II. Analyze neuronal circuits in aging and disease "connectopathies." To do this, we need better ways to visualize and study neuronal circuits.
III. Using improved imaging and computational capabilities in the CNS, exploit Brainbow mice to address AD questions (e.g., examine structural and functional changes with aging, amyloid deposition, etc).
- A. Develop tools and methods to image central synapses in real time, in live animals. The goal is to map structure, function, and connectivity in a given circuit simultaneously.
- B. Training on the use of imaging tools is needed.
- C. Computational capacity and speed are rate-limiting factors for in situ imaging. The development of technologies at the interface of biology and computing is needed.
- D. It was suggested that perhaps there could be support for a few sites that could build and house new tools as well as provide training and expertise on their use.
IV. Explore why age is the most important risk factor for AD.
V. Expand the study of glial cells. They outnumber neurons nine to one and appear to express AD-relevant genes at high levels. Explore their normal functions and their role in neurodegenerative processes including Aβ generation, inflammation, synaptic dysfunction, and axonal degeneration.
- A. Study how the biological processes of brain aging intersect with prodromal AD. Priority areas:
- 1. Image inflammatory processes in live mice.
- 2. Study epigenetic shifts in gene expression.
- 3. Examine how chronic exposure to low-level environmental toxins affects the aging process and disease.
- 4. Document changes in protein turnover.
- 5. Study phylogenetic differences in brain aging as clues to why humans are uniquely susceptible to many neurodegenerative diseases.

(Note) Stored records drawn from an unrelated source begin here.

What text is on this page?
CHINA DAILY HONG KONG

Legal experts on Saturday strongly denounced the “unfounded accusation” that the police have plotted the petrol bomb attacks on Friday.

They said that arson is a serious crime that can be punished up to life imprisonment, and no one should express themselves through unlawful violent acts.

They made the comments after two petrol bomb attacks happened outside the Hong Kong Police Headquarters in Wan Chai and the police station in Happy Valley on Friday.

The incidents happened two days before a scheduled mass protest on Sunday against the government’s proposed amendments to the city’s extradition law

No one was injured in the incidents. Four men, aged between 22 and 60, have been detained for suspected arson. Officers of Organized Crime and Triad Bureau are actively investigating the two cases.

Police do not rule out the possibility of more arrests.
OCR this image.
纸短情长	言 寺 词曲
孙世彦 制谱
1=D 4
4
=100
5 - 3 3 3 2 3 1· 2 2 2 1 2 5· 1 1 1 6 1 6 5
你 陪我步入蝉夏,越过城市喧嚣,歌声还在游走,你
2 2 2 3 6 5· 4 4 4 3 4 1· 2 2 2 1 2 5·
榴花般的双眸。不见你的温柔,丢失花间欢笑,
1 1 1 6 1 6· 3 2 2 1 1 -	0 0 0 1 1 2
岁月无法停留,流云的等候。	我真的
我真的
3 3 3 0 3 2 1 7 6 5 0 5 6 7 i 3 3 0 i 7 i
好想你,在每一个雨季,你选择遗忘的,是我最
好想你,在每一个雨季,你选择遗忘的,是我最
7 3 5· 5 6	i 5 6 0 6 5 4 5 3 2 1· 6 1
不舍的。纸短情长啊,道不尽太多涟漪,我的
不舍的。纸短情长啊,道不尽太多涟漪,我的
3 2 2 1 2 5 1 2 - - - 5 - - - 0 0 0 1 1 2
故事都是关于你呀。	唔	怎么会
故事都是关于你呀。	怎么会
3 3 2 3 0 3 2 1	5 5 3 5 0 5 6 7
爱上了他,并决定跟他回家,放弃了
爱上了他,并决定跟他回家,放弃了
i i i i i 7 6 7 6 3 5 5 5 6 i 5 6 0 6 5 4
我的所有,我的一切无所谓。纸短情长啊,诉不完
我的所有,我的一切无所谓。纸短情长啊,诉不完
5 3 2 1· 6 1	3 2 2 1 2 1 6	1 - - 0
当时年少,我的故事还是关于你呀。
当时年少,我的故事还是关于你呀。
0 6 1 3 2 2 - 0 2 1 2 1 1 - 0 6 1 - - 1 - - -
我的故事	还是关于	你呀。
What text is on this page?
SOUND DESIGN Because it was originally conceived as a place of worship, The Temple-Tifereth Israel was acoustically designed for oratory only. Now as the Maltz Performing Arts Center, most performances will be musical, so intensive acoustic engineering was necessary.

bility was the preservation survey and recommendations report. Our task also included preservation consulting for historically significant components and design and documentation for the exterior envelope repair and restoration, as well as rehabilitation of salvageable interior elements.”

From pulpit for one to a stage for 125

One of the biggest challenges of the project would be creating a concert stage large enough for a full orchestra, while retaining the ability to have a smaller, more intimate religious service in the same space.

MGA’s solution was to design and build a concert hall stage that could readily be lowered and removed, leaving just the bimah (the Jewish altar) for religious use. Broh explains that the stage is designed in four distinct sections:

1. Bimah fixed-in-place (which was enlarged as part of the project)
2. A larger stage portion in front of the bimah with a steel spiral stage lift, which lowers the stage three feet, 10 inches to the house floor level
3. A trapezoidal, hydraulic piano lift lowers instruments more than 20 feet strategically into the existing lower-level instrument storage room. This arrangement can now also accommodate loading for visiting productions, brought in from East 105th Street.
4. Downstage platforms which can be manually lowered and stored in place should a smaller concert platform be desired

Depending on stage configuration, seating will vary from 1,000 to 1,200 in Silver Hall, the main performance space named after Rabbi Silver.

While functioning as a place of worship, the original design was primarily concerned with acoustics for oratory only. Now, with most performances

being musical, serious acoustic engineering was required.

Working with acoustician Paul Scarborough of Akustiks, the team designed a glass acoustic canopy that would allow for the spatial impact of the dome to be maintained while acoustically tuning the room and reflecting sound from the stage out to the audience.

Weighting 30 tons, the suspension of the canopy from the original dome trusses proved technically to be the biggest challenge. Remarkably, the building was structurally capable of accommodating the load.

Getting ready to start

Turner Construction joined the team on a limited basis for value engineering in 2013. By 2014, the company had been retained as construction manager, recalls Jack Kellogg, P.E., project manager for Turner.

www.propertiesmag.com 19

- 6. Look for the signature of age-related changes in lymphocytes as peripheral markers of AD during its prodromal period.
- 7. Conduct longitudinal studies of aging and disease at the cellular level.
- B. Look for protective factors in humans. Project ideas:
- 1. Identify high-performing sibling pairs and compare synaptic gene variants in highly concordant and highly discordant pairs.
- 2. Mine the literature for protective alleles other than ApoE2.
- 3. Consider doing forward screens for genetic modifiers that mitigate the phenotype in mouse, Drosophila, and nemotode models of AD.
VI. Explore novel ways of getting small and macromolecular drugs across the BBB.
- A. Study the ability of macrophages/microglia to transport substances into the brain. Explore exploiting this route for drug delivery.
- B. Continue studying the exploitation of active transporters as routes of delivery.
- C. Consider novel ways to bias small-molecule libraries for properties that would be favorable to BBB permeability.